At the bargaining table, the UE committee will do a good job presenting arguments on behalf of those bargaining proposals, but the activity back in the plants will make the difference, said Tormey. The company is "taking the temperature" of the workforce and will make several assessments between now and June 15, the contract expiration, he said: "We have to keep on our message."
A presentation by UE Research Dir. Lisa Frank emphasized the ability of GE to afford contract improvements. The theme of this year’s corporate report is "Only GE" – and it’s clear that only GE has weathered the recession so comfortably, Frank said. GE experienced "a V-shaped recession," with only a slight (3 percent) dip in revenues – and no decline in profits.
GE’s stock price is among those that have fallen in post-bubble decline – but GE’s operating margin is at historic high levels, Frank said. GE’s traditional manufacturing sectors have contributed significantly to GE profits. GE’s net profit per worker last year was an astounding $44,819. Any of GE’s competitors would envy that kind of return, Frank observed.
The salary of GE CEO Jeff Immelt increased by 300 percent over the last two years, a rate far greater than dividends, productivity, net earnings, revenue, or workers’ pay – in that order. Frank pointed out that, adjusted for inflation, GE workers’ pay rose just 2.1 percent each of the past three years.
Contract surveys conducted by the union revealed strong worker interest in improved wages and more time off, and a willingness to fight over insurance cost-shifting and other takeaways, announced Tormey. Local 506 Bus. Agent Pat Rafferty reported that contract survey results from the Erie, Pa. plant show strong support for job security and improved pensions.
In reports from the locals, Rafferty said the two-day strike in January was "a tremendous boost," both in terms of membership participation and community support, which included donations of food and coffee. People know there is a health care crisis, and whether or not they like unions, they know unions are out in front on this issue, he said.

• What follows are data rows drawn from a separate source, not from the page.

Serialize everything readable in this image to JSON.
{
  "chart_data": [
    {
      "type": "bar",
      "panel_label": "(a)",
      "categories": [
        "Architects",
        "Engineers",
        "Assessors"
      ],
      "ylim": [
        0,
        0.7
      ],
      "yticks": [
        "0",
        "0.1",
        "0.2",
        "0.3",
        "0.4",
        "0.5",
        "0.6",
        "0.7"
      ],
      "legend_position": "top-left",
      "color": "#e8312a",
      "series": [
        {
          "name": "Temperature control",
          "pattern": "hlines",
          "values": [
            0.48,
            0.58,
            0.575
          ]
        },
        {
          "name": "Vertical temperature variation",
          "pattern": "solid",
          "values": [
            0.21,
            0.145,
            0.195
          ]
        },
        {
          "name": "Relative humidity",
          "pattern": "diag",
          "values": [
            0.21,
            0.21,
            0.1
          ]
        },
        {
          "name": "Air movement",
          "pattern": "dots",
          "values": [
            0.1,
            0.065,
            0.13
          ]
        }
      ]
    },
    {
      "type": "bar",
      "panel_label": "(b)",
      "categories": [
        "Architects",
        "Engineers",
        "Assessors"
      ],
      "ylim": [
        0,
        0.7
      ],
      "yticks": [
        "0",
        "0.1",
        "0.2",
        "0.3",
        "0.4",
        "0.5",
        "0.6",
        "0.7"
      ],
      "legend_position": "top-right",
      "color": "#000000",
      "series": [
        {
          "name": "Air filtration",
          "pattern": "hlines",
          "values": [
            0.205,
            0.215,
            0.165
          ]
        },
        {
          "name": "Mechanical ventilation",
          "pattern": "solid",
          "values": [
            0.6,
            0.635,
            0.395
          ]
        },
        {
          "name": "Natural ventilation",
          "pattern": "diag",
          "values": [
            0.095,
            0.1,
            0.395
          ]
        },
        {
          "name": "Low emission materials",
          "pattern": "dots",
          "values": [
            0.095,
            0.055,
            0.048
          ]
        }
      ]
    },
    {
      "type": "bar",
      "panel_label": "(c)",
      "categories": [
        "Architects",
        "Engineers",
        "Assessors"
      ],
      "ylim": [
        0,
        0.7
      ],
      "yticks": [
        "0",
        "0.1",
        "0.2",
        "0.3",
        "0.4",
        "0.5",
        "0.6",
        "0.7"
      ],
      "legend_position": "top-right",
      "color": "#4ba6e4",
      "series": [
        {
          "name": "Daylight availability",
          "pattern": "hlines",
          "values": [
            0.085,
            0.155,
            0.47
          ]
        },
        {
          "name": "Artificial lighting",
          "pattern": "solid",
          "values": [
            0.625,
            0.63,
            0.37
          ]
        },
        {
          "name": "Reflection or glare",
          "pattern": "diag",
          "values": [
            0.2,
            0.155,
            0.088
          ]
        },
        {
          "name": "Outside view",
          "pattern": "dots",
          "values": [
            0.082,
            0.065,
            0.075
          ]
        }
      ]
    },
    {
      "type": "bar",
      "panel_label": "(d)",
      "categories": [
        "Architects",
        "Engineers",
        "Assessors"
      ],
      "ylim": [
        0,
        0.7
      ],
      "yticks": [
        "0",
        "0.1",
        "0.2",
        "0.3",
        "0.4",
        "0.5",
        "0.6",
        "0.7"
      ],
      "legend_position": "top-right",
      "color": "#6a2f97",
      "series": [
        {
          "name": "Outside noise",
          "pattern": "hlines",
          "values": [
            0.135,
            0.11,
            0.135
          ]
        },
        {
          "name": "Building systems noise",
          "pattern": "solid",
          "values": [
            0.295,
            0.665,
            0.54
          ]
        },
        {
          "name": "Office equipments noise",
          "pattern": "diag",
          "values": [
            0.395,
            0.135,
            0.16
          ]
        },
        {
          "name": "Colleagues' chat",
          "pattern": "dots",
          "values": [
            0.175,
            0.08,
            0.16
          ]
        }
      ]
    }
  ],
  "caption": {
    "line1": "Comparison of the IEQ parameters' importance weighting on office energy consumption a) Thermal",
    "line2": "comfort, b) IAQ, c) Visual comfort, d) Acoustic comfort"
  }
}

Comments by delegates on local plant conditions meshed with the experience in national-level grievances: the company’s refusal to fill jobs leads to turmoil on the shop floor, and grievances with regard to supervisors’ doing bargaining-unit work, subcontracting, failure to recall, abuse of temporary assignments, working out of classification and related contract violations. For example, Local 332 Bus. Agent Bob Brown reported that orders and work are strong at the Ft. Edwards, N.Y. facility. Nevertheless, because of a hiring freeze, the company has given the local two subcontracting notices in the last three months. Local 751 Chief Steward Terry Taylor similarly reported busy conditions at GE Mahoning Glass in Niles, Ohio but a hiring freeze is in effect there as well.
Tormey noted that almost every local had a grievance strike last year, often related to these issues.
GE complains about health care costs but balks at supporting the kind of fair, efficient and low-cost health care system that works well in Canada. The Canadian system works so well, said UE Political Action Dir. Chris Townsend, that the Canadian Auto Workers union convinced the Big Three auto companies to sign a statement in support of the Canadian system. "In Canada, GE saves a bundle on health care," Townsend observed. "They don’t have the costs, and they don’t have the paperwork."
Despite the war on Iraq, politicians still find the time to roll back labor’s gains, Townsend said. In particular, Congress is again taking up legislation that would essentially repeal overtime pay after 40 hours.